His book, set in 1737, tells the convoluted story of the Rookwood family of Rookwood Place in West Yorkshire. Perhaps aware that his male characters were pallid, he created a sub-plot featuring a romantic highwayman. Dick Turpin, in Ainsworth's novel, is a man who "cared little or nothing for any risk he might incur" and who possessed the "chivalrous spirit which animated so many knights of the road". Ainsworth provided Turpin with his faithful steed Black Bess and virtually invented the myth of Turpin's heroic ride from London to York. Book IV of his novel consists entirely of an account of how Turpin and Black Bess, "overcoming fatigue and all opposition, rode from London to York between evening and morning, and how Bess died within sight of York Minster". A great story, no doubt, but entirely a work of fiction.

The myth of the romantic highwayman was established. But why did Ainsworth choose Turpin for his hero?

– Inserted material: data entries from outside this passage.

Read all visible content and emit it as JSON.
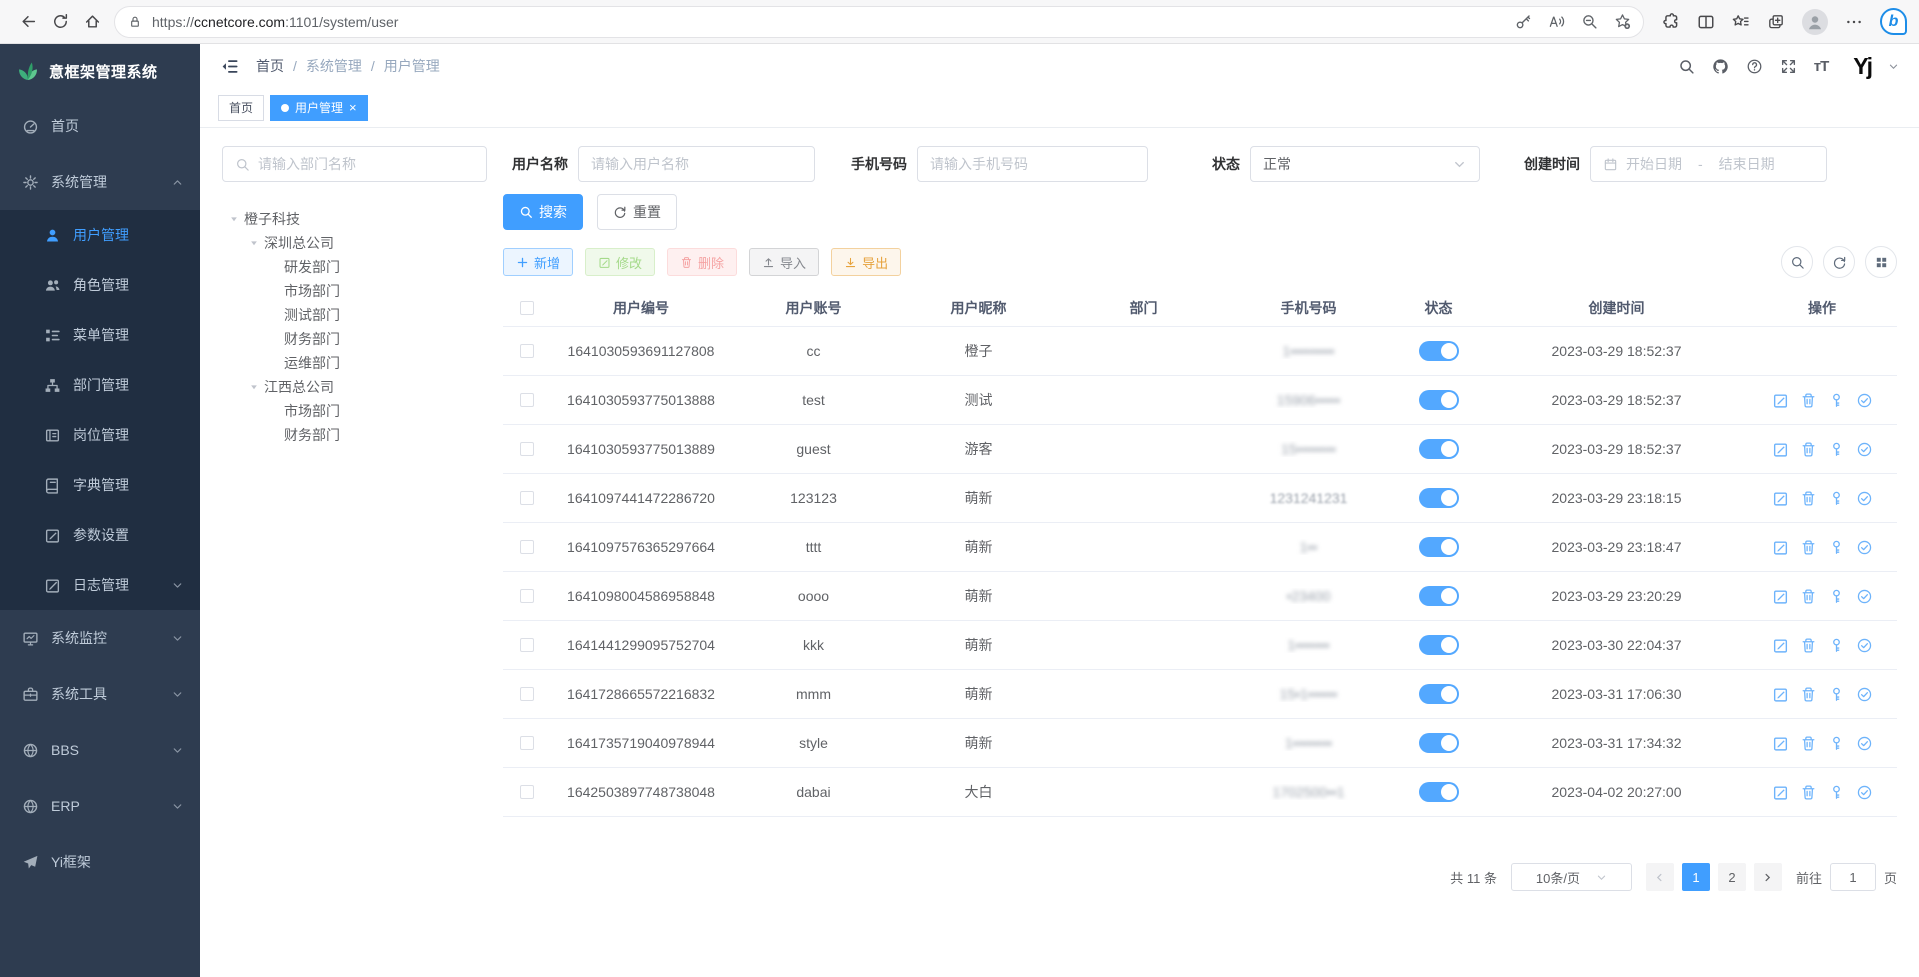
{
  "browser": {
    "url_scheme": "https://",
    "url_domain": "ccnetcore.com",
    "url_rest": ":1101/system/user"
  },
  "sidebar": {
    "logo": "意框架管理系统",
    "menu": [
      {
        "label": "首页",
        "icon": "dashboard-icon",
        "level": 1
      },
      {
        "label": "系统管理",
        "icon": "gear-icon",
        "level": 1,
        "caret": "up"
      },
      {
        "label": "用户管理",
        "icon": "user-icon",
        "level": 2,
        "active": true
      },
      {
        "label": "角色管理",
        "icon": "roles-icon",
        "level": 2
      },
      {
        "label": "菜单管理",
        "icon": "menu-tree-icon",
        "level": 2
      },
      {
        "label": "部门管理",
        "icon": "org-icon",
        "level": 2
      },
      {
        "label": "岗位管理",
        "icon": "post-icon",
        "level": 2
      },
      {
        "label": "字典管理",
        "icon": "dict-icon",
        "level": 2
      },
      {
        "label": "参数设置",
        "icon": "edit-square-icon",
        "level": 2
      },
      {
        "label": "日志管理",
        "icon": "log-icon",
        "level": 2,
        "caret": "down"
      },
      {
        "label": "系统监控",
        "icon": "monitor-icon",
        "level": 1,
        "caret": "down"
      },
      {
        "label": "系统工具",
        "icon": "tools-icon",
        "level": 1,
        "caret": "down"
      },
      {
        "label": "BBS",
        "icon": "globe-icon",
        "level": 1,
        "caret": "down"
      },
      {
        "label": "ERP",
        "icon": "globe-icon",
        "level": 1,
        "caret": "down"
      },
      {
        "label": "Yi框架",
        "icon": "send-icon",
        "level": 1
      }
    ]
  },
  "topbar": {
    "breadcrumb": [
      "首页",
      "系统管理",
      "用户管理"
    ],
    "separator": "/"
  },
  "tabs": [
    {
      "label": "首页",
      "active": false
    },
    {
      "label": "用户管理",
      "active": true,
      "closable": true
    }
  ],
  "filters": {
    "dept_placeholder": "请输入部门名称",
    "username_label": "用户名称",
    "username_placeholder": "请输入用户名称",
    "phone_label": "手机号码",
    "phone_placeholder": "请输入手机号码",
    "status_label": "状态",
    "status_value": "正常",
    "created_label": "创建时间",
    "date_start_placeholder": "开始日期",
    "date_separator": "-",
    "date_end_placeholder": "结束日期",
    "search_button": "搜索",
    "reset_button": "重置"
  },
  "tree": [
    {
      "label": "橙子科技",
      "level": 0,
      "caret": true
    },
    {
      "label": "深圳总公司",
      "level": 1,
      "caret": true
    },
    {
      "label": "研发部门",
      "level": 2
    },
    {
      "label": "市场部门",
      "level": 2
    },
    {
      "label": "测试部门",
      "level": 2
    },
    {
      "label": "财务部门",
      "level": 2
    },
    {
      "label": "运维部门",
      "level": 2
    },
    {
      "label": "江西总公司",
      "level": 1,
      "caret": true
    },
    {
      "label": "市场部门",
      "level": 2
    },
    {
      "label": "财务部门",
      "level": 2
    }
  ],
  "toolbar": {
    "add": "新增",
    "edit": "修改",
    "delete": "删除",
    "import": "导入",
    "export": "导出"
  },
  "table": {
    "columns": [
      "用户编号",
      "用户账号",
      "用户昵称",
      "部门",
      "手机号码",
      "状态",
      "创建时间",
      "操作"
    ],
    "row_action_icons": [
      "edit-icon",
      "delete-icon",
      "reset-password-icon",
      "assign-role-icon"
    ],
    "rows": [
      {
        "id": "1641030593691127808",
        "account": "cc",
        "nickname": "橙子",
        "dept": "",
        "phone": "1•••••••••",
        "phone_blur": "heavy",
        "status_on": true,
        "created": "2023-03-29 18:52:37",
        "actions": false
      },
      {
        "id": "1641030593775013888",
        "account": "test",
        "nickname": "测试",
        "dept": "",
        "phone": "15906•••••",
        "phone_blur": "heavy",
        "status_on": true,
        "created": "2023-03-29 18:52:37",
        "actions": true
      },
      {
        "id": "1641030593775013889",
        "account": "guest",
        "nickname": "游客",
        "dept": "",
        "phone": "15••••••••",
        "phone_blur": "heavy",
        "status_on": true,
        "created": "2023-03-29 18:52:37",
        "actions": true
      },
      {
        "id": "1641097441472286720",
        "account": "123123",
        "nickname": "萌新",
        "dept": "",
        "phone": "1231241231",
        "phone_blur": "light",
        "status_on": true,
        "created": "2023-03-29 23:18:15",
        "actions": true
      },
      {
        "id": "1641097576365297664",
        "account": "tttt",
        "nickname": "萌新",
        "dept": "",
        "phone": "1••",
        "phone_blur": "heavy",
        "status_on": true,
        "created": "2023-03-29 23:18:47",
        "actions": true
      },
      {
        "id": "1641098004586958848",
        "account": "oooo",
        "nickname": "萌新",
        "dept": "",
        "phone": "•23400",
        "phone_blur": "heavy",
        "status_on": true,
        "created": "2023-03-29 23:20:29",
        "actions": true
      },
      {
        "id": "1641441299095752704",
        "account": "kkk",
        "nickname": "萌新",
        "dept": "",
        "phone": "1•••••••",
        "phone_blur": "heavy",
        "status_on": true,
        "created": "2023-03-30 22:04:37",
        "actions": true
      },
      {
        "id": "1641728665572216832",
        "account": "mmm",
        "nickname": "萌新",
        "dept": "",
        "phone": "15•1••••••",
        "phone_blur": "heavy",
        "status_on": true,
        "created": "2023-03-31 17:06:30",
        "actions": true
      },
      {
        "id": "1641735719040978944",
        "account": "style",
        "nickname": "萌新",
        "dept": "",
        "phone": "1••••••••",
        "phone_blur": "heavy",
        "status_on": true,
        "created": "2023-03-31 17:34:32",
        "actions": true
      },
      {
        "id": "1642503897748738048",
        "account": "dabai",
        "nickname": "大白",
        "dept": "",
        "phone": "1702500••1",
        "phone_blur": "heavy",
        "status_on": true,
        "created": "2023-04-02 20:27:00",
        "actions": true
      }
    ]
  },
  "pagination": {
    "total": "共 11 条",
    "page_size": "10条/页",
    "pages": [
      "1",
      "2"
    ],
    "active_page": "1",
    "goto_label": "前往",
    "goto_value": "1",
    "goto_suffix": "页"
  },
  "colors": {
    "accent": "#409eff",
    "sidebar_bg": "#2e3c50",
    "submenu_bg": "#202e41",
    "toggle_on": "#53a8ff"
  }
}
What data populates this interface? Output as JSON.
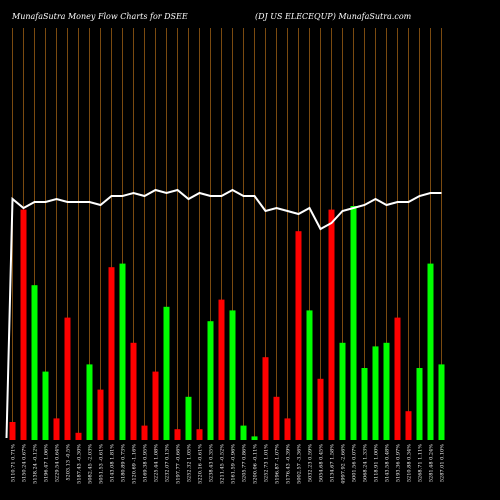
{
  "header": {
    "left": "MunafaSutra  Money Flow  Charts for DSEE",
    "right": "(DJ US ELECEQUP) MunafaSutra.com"
  },
  "colors": {
    "background": "#000000",
    "grid": "#7a4a10",
    "up": "#00ff00",
    "down": "#ff0000",
    "line": "#ffffff"
  },
  "chart_data": {
    "type": "bar",
    "series": [
      {
        "values": [
          5,
          64,
          43,
          19,
          6,
          34,
          2,
          21,
          14,
          48,
          49,
          27,
          4,
          19,
          37,
          3,
          12,
          3,
          33,
          39,
          36,
          4,
          1,
          23,
          12,
          6,
          58,
          36,
          17,
          64,
          27,
          65,
          20,
          26,
          27,
          34,
          8,
          20,
          49,
          21
        ],
        "directions": [
          "down",
          "down",
          "up",
          "up",
          "down",
          "down",
          "down",
          "up",
          "down",
          "down",
          "up",
          "down",
          "down",
          "down",
          "up",
          "down",
          "up",
          "down",
          "up",
          "down",
          "up",
          "up",
          "up",
          "down",
          "down",
          "down",
          "down",
          "up",
          "down",
          "down",
          "up",
          "up",
          "up",
          "up",
          "up",
          "down",
          "down",
          "up",
          "up",
          "up"
        ]
      },
      {
        "values": [
          71,
          68,
          70,
          70,
          71,
          70,
          70,
          70,
          69,
          72,
          72,
          73,
          72,
          74,
          73,
          74,
          71,
          73,
          72,
          72,
          74,
          72,
          72,
          67,
          68,
          67,
          66,
          68,
          61,
          63,
          67,
          68,
          69,
          71,
          69,
          70,
          70,
          72,
          73,
          73
        ]
      }
    ],
    "x_labels": [
      "5110.71 0.71%",
      "5150.24 0.67%",
      "5138.24 -0.12%",
      "5196.47 1.06%",
      "5229.54 0.64%",
      "5203.13 -0.5%",
      "5187.43 -0.30%",
      "5082.45 -2.03%",
      "5051.53 -0.61%",
      "5143.08 1.81%",
      "5180.89 0.73%",
      "5120.69 -1.16%",
      "5169.38 0.95%",
      "5225.44 1.08%",
      "5232.07 0.13%",
      "5197.77 -0.66%",
      "5252.32 1.05%",
      "5220.16 -0.61%",
      "5238.43 0.35%",
      "5211.45 -0.52%",
      "5161.59 -0.96%",
      "5205.77 0.86%",
      "5200.06 -0.11%",
      "5252.73 1.01%",
      "5196.87 -1.07%",
      "5176.43 -0.39%",
      "5002.57 -3.36%",
      "5032.23 0.59%",
      "5054.68 0.45%",
      "5134.67 1.58%",
      "4997.92 -2.66%",
      "5001.56 0.07%",
      "5068.24 1.33%",
      "5118.91 1.00%",
      "5143.58 0.48%",
      "5193.36 0.97%",
      "5210.88 0.34%",
      "5268.71 1.11%",
      "5281.48 0.24%",
      "5287.01 0.10%"
    ]
  }
}
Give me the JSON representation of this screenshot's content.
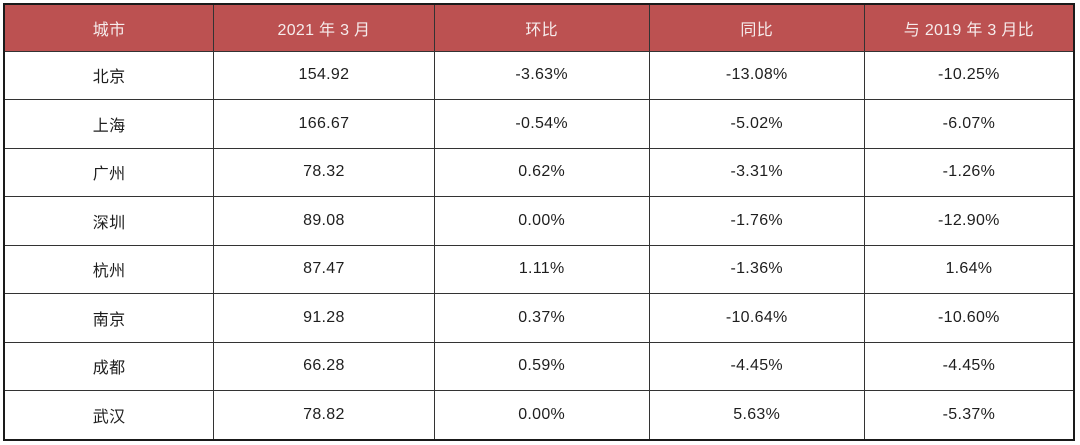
{
  "colors": {
    "header_background": "#bc5151",
    "header_text": "#f6ecec",
    "body_text": "#1e1e1e",
    "border": "#333333",
    "page_background": "#ffffff"
  },
  "chart_data": {
    "type": "table",
    "title": "",
    "columns": [
      "城市",
      "2021 年 3 月",
      "环比",
      "同比",
      "与 2019 年 3 月比"
    ],
    "rows": [
      [
        "北京",
        "154.92",
        "-3.63%",
        "-13.08%",
        "-10.25%"
      ],
      [
        "上海",
        "166.67",
        "-0.54%",
        "-5.02%",
        "-6.07%"
      ],
      [
        "广州",
        "78.32",
        "0.62%",
        "-3.31%",
        "-1.26%"
      ],
      [
        "深圳",
        "89.08",
        "0.00%",
        "-1.76%",
        "-12.90%"
      ],
      [
        "杭州",
        "87.47",
        "1.11%",
        "-1.36%",
        "1.64%"
      ],
      [
        "南京",
        "91.28",
        "0.37%",
        "-10.64%",
        "-10.60%"
      ],
      [
        "成都",
        "66.28",
        "0.59%",
        "-4.45%",
        "-4.45%"
      ],
      [
        "武汉",
        "78.82",
        "0.00%",
        "5.63%",
        "-5.37%"
      ]
    ]
  }
}
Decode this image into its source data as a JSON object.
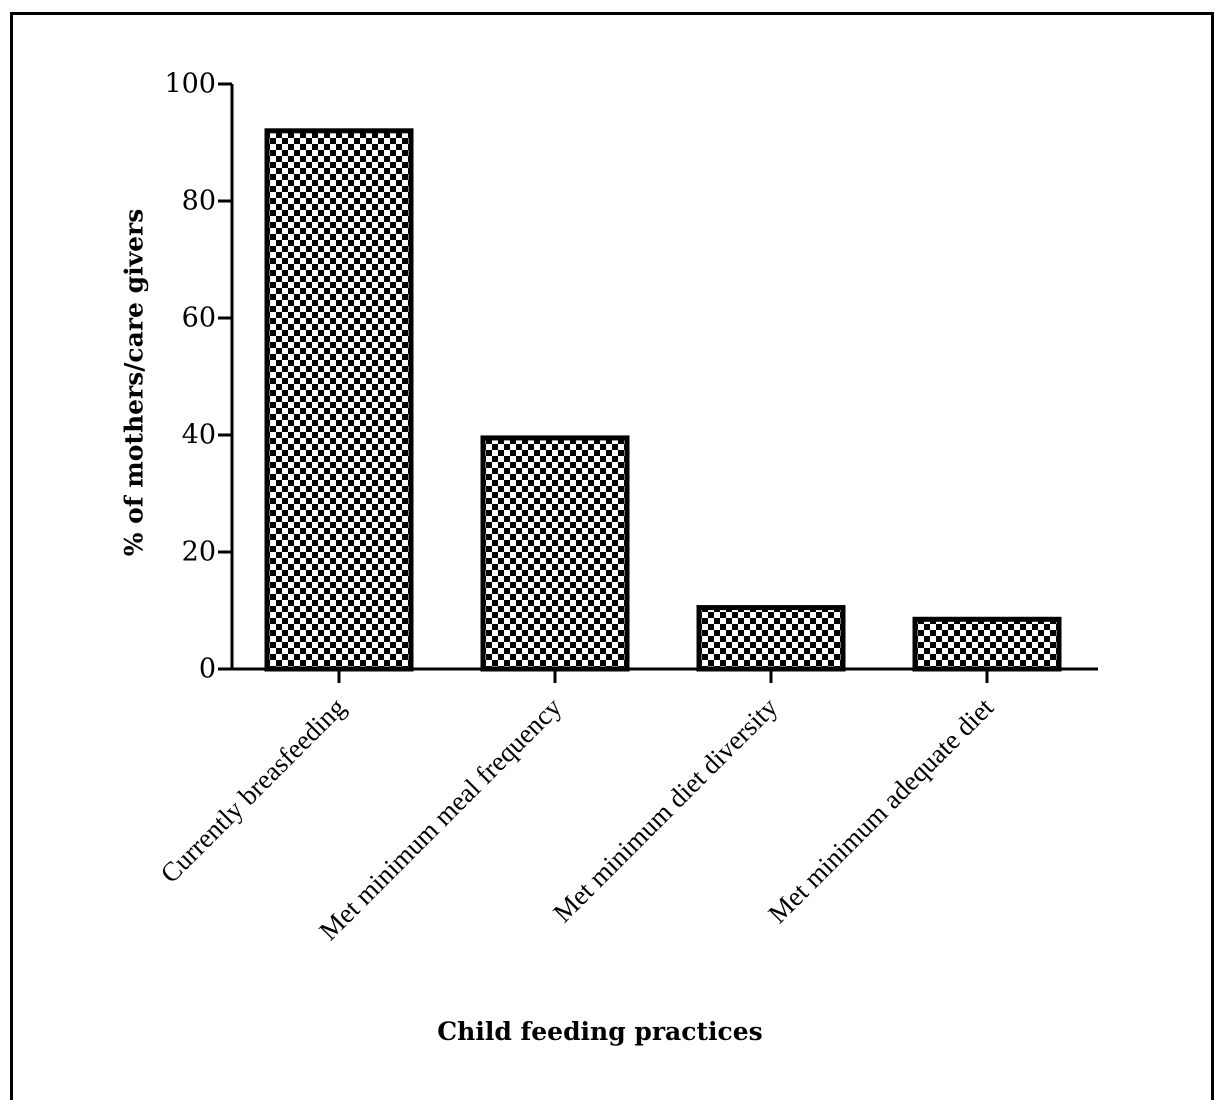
{
  "chart_data": {
    "type": "bar",
    "title": "",
    "xlabel": "Child feeding practices",
    "ylabel": "% of mothers/care givers",
    "categories": [
      "Currently breasfeeding",
      "Met minimum meal frequency",
      "Met minimum diet diversity",
      "Met minimum adequate diet"
    ],
    "values": [
      92,
      39.5,
      10.5,
      8.5
    ],
    "ylim": [
      0,
      100
    ],
    "yticks": [
      0,
      20,
      40,
      60,
      80,
      100
    ],
    "grid": false,
    "bar_pattern": "checkerboard",
    "colors": {
      "bar_fill_dark": "#000000",
      "bar_fill_light": "#ffffff",
      "axis": "#000000"
    }
  }
}
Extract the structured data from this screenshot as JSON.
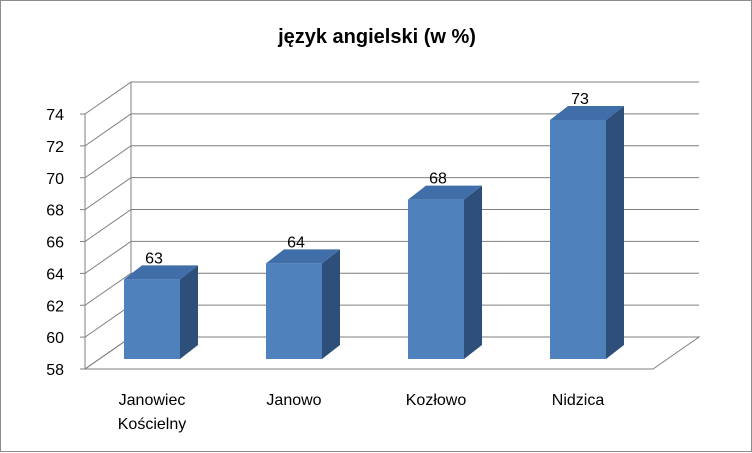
{
  "chart_data": {
    "type": "bar",
    "title": "język angielski (w %)",
    "categories": [
      [
        "Janowiec",
        "Kościelny"
      ],
      [
        "Janowo"
      ],
      [
        "Kozłowo"
      ],
      [
        "Nidzica"
      ]
    ],
    "values": [
      63,
      64,
      68,
      73
    ],
    "ylim": [
      58,
      74
    ],
    "yticks": [
      58,
      60,
      62,
      64,
      66,
      68,
      70,
      72,
      74
    ],
    "grid": true,
    "three_d": true,
    "colors": {
      "front": "#4F81BD",
      "side": "#2D4F7A",
      "top": "#3F6EA8",
      "grid": "#7f7f7f"
    }
  }
}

In later editions of Rookwood, Ainsworth talks about how he came to write the novel. "He says that when he was a boy his father used to tell him stories about all sorts of things, but in particular highwaymen," says Prof Sharpe. "He says his father introduced him to stories about Dick Turpin."

So the legendary highwayman's fame may hang by a thread: a chance story told to a boy who remembered it and grew up to become a novelist. Perhaps there is a lesson here on the fickleness of fame and of history itself.

Dick Turpin: The Myth of The English Highwayman by James Sharpe is published by Profile Books priced £15.99.